IN CONSIDERATION for the cash payment or issuance of securities of the Company by the Company, or a combination thereof, as payment in full of the US$1,559,898 debt (the “Debt”) outstanding to Aron English and 22NW Fund, LP (together, the “22NW Group”), collectively, for legal fees and other expenses incurred by the 22NW Group in connection with the contested director election at the annual and special meeting of shareholders of the Company held on April 26, 2022 (the “Meeting”), and other good and valuable consideration, the receipt and sufficiency of which is hereby acknowledged, each of the undersigned, on behalf of itself and its successors and assigns (collectively referred to as, the “Releasor”), does hereby remise, release and forever discharge: (i) the Company from any claims for reimbursement of expenses incurred by the 22NW Group in relation to the Meeting; and (ii) the Company’s present and future directors, officers, and employees of and from all actions, causes of action, suits, debts, dues, controversies, accounts, bonds, bills, covenants, contracts, agreements, judgments, claims, costs, obligations, charges, security interests and demands whatsoever, in law or in equity, which may be related to any claims the Releasor now has, ever had or hereafter can, shall or may have against the Company for or by reason of or in any way arising, directly or indirectly, out of the Meeting.
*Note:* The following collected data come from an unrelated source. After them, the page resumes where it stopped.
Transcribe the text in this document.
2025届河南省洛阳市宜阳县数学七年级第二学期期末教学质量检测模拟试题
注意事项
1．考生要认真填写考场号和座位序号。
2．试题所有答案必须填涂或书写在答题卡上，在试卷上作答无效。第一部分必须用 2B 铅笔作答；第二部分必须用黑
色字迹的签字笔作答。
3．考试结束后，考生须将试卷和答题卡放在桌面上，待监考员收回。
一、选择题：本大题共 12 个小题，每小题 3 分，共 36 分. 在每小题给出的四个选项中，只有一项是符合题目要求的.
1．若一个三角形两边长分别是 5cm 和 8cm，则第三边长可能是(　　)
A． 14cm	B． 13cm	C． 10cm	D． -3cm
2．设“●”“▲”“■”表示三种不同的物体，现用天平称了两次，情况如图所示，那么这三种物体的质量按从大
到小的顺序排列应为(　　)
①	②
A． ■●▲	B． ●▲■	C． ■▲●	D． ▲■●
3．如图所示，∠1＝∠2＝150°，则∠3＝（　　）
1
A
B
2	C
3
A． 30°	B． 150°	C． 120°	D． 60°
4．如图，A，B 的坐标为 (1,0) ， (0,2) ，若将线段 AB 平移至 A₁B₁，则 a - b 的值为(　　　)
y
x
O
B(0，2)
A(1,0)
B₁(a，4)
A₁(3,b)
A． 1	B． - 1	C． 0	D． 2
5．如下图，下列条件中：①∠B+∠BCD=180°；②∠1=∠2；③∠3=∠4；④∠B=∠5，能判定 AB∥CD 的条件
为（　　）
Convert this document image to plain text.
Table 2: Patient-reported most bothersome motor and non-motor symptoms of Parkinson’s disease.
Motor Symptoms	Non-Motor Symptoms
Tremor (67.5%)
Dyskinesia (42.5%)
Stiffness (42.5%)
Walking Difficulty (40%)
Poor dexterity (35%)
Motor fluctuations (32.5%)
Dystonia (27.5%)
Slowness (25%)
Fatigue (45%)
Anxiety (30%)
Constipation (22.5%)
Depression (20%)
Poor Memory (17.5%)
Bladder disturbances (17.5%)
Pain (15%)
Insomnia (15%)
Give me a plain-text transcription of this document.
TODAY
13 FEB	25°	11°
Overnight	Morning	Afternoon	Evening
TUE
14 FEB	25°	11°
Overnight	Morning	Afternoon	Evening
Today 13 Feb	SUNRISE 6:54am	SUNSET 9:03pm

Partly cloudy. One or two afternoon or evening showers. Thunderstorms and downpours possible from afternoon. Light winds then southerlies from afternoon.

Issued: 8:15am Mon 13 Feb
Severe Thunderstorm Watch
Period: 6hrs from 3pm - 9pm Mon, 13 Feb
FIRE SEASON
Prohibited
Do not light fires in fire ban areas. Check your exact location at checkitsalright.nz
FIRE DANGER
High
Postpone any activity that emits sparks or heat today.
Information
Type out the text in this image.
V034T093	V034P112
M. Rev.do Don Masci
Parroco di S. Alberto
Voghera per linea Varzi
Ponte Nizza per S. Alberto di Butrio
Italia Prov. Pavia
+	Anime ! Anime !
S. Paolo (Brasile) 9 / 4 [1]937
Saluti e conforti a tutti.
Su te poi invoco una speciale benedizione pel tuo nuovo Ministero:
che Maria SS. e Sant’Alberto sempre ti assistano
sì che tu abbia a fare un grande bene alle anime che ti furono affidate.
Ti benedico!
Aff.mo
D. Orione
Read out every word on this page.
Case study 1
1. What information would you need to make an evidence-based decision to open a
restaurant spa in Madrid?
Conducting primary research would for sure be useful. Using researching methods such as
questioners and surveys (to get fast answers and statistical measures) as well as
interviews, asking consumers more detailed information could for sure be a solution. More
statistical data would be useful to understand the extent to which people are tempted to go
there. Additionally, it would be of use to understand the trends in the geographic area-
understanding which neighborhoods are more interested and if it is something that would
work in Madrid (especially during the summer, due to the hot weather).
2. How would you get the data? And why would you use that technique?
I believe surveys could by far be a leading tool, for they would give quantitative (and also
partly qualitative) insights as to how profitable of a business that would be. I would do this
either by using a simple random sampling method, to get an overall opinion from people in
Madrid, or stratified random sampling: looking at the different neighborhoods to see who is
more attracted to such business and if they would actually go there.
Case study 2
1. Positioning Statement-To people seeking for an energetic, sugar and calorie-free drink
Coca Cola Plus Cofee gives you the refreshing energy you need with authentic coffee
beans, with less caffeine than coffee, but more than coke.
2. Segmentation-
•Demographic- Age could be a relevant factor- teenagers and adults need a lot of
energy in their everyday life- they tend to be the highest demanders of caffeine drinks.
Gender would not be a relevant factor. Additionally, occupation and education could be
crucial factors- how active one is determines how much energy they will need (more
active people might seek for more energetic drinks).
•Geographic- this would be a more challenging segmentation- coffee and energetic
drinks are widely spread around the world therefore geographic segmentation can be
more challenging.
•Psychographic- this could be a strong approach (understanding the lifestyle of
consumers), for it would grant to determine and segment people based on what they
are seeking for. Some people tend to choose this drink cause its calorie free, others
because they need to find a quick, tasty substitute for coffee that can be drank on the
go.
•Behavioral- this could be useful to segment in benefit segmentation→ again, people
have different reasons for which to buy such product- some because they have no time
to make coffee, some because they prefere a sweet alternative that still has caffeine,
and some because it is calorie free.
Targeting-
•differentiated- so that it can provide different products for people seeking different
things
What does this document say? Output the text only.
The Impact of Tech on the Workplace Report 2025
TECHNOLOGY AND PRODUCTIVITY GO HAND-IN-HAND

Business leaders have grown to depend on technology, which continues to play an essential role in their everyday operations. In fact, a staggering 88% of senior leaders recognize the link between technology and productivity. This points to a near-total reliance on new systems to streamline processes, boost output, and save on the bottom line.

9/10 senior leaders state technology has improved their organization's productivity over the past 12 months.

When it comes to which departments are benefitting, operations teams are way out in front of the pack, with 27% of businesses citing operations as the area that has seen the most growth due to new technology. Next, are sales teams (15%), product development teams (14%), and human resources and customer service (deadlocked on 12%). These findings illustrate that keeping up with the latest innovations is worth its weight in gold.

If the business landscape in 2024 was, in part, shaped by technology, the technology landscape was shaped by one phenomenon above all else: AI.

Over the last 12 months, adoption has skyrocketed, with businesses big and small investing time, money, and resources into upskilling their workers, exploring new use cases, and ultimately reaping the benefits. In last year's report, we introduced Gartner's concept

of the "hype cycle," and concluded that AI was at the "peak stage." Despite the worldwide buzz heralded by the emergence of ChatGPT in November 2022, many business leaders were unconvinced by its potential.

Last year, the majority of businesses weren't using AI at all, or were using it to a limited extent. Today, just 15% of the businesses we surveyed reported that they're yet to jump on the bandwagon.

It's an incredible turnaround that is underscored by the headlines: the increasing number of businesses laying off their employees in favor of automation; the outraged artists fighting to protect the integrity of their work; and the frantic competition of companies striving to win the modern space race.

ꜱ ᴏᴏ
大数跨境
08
In executing this Release, the Releasor acknowledges that the Releasor has relied on the Releasor’s own judgment, belief and knowledge and that of the Releasor’s counsel and has in no way relied on or been induced by any representation, statement, act or omission to act by the Company. The Releasor shall not at any time attempt to rescind, reform or in any way modify or challenge the validity of this Release or any part hereof.

This Release shall be governed by the laws of the Province of Alberta.

IN WITNESS WHEREOF the undersigned has executed this Release this [•] day of [•], 2023.